The Bypass
There being no time
and having no place else
I hid what I had to say
in the words,
just out of sight –
unless you were looking.
28 August 1989
Had I been writing these poems now I would’ve probably scrapped ‘What I Never Meant to Say’ (#682) and ‘Dressed Apology’ (#684) and just kept this one. Back in 1989, however, I wasn’t thinking clearly. I was writing poems—one a day on average (I completed 29 in August)—and I was on a high. I had a note book that was brimming with ideas and half-finished poems. It was (at least from that perspective) wonderful. I’ve never been that creative and I don’t ever expect to be as creative again. Prior to this I used to sit on poems for a long time never quite willing to let go of them but in 1989 I couldn’t give them a number and type them up quickly enough which is why so many not-great poems slipped by. Now I have quite a different problem. I still get ideas but I can’t seem to be able to finish anything. Everything dissatisfies me. The last poem I stuck in the big red folder was ‘There is Nothing New Under the Sun’ (#1088) dated 15 January 2015 although I can tell you here and now it was written at the end of 2014. So nearly two years and nothing. I’ve gone longer—between August 1991 and June 1994 I didn’t write a single poem—but at least in 1994 I had the drafts of my first two novels to comfort me. Now I just wait to see what comes, what else I’ve left unsaid or might find a better way to say. I’m not overly worried.
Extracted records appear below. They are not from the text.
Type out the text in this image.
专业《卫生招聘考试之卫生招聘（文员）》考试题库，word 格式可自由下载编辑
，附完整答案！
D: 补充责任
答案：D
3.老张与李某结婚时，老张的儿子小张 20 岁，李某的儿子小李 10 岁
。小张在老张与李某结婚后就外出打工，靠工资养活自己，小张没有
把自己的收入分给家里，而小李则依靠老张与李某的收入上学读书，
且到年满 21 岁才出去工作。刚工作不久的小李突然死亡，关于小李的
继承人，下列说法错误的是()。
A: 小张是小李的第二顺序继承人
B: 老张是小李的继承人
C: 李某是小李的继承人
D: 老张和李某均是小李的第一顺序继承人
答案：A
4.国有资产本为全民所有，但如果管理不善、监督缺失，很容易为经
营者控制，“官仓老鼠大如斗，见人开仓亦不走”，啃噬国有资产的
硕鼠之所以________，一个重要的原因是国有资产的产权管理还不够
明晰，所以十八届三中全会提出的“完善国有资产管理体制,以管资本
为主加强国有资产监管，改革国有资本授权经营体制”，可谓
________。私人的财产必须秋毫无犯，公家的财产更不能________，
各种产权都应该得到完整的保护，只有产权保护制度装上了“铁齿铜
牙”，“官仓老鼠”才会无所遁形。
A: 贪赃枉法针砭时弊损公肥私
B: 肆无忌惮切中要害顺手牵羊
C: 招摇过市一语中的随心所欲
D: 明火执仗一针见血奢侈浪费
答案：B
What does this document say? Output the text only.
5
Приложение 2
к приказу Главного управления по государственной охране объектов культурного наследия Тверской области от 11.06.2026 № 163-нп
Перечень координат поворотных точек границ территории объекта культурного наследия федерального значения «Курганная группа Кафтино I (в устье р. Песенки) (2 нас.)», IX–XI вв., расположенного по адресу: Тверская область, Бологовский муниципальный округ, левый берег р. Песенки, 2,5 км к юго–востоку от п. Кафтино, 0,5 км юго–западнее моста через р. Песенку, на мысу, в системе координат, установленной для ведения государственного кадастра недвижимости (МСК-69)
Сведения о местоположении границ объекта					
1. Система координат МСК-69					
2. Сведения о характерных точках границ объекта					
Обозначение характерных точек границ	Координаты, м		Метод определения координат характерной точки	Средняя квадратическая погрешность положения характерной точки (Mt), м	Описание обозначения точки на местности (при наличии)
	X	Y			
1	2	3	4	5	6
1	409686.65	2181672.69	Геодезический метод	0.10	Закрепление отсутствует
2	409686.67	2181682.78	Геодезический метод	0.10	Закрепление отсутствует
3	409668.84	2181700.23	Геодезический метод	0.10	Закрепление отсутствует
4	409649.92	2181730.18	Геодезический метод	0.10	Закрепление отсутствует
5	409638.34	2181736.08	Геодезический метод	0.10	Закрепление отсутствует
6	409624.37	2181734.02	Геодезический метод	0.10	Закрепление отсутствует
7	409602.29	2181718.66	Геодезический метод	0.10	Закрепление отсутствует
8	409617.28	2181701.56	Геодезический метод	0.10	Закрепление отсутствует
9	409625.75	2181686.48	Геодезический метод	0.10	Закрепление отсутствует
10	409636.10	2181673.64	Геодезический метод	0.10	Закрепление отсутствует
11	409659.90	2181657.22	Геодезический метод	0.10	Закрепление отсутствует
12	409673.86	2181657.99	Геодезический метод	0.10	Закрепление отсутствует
My oeuvre as it stands is not something to be ashamed of. Some people when they get on lose their hearing or their eyesight. Or even their minds. Maybe I’ve lost my mojo. We’ll see.
For the record the bypass in the poem was an actual road. I offered to drive B. to an appointment and to get there we drove down one of the new bypasses that had started to spring up. Nice to have her to myself with no chance of anyone interrupting us if only for half an hour.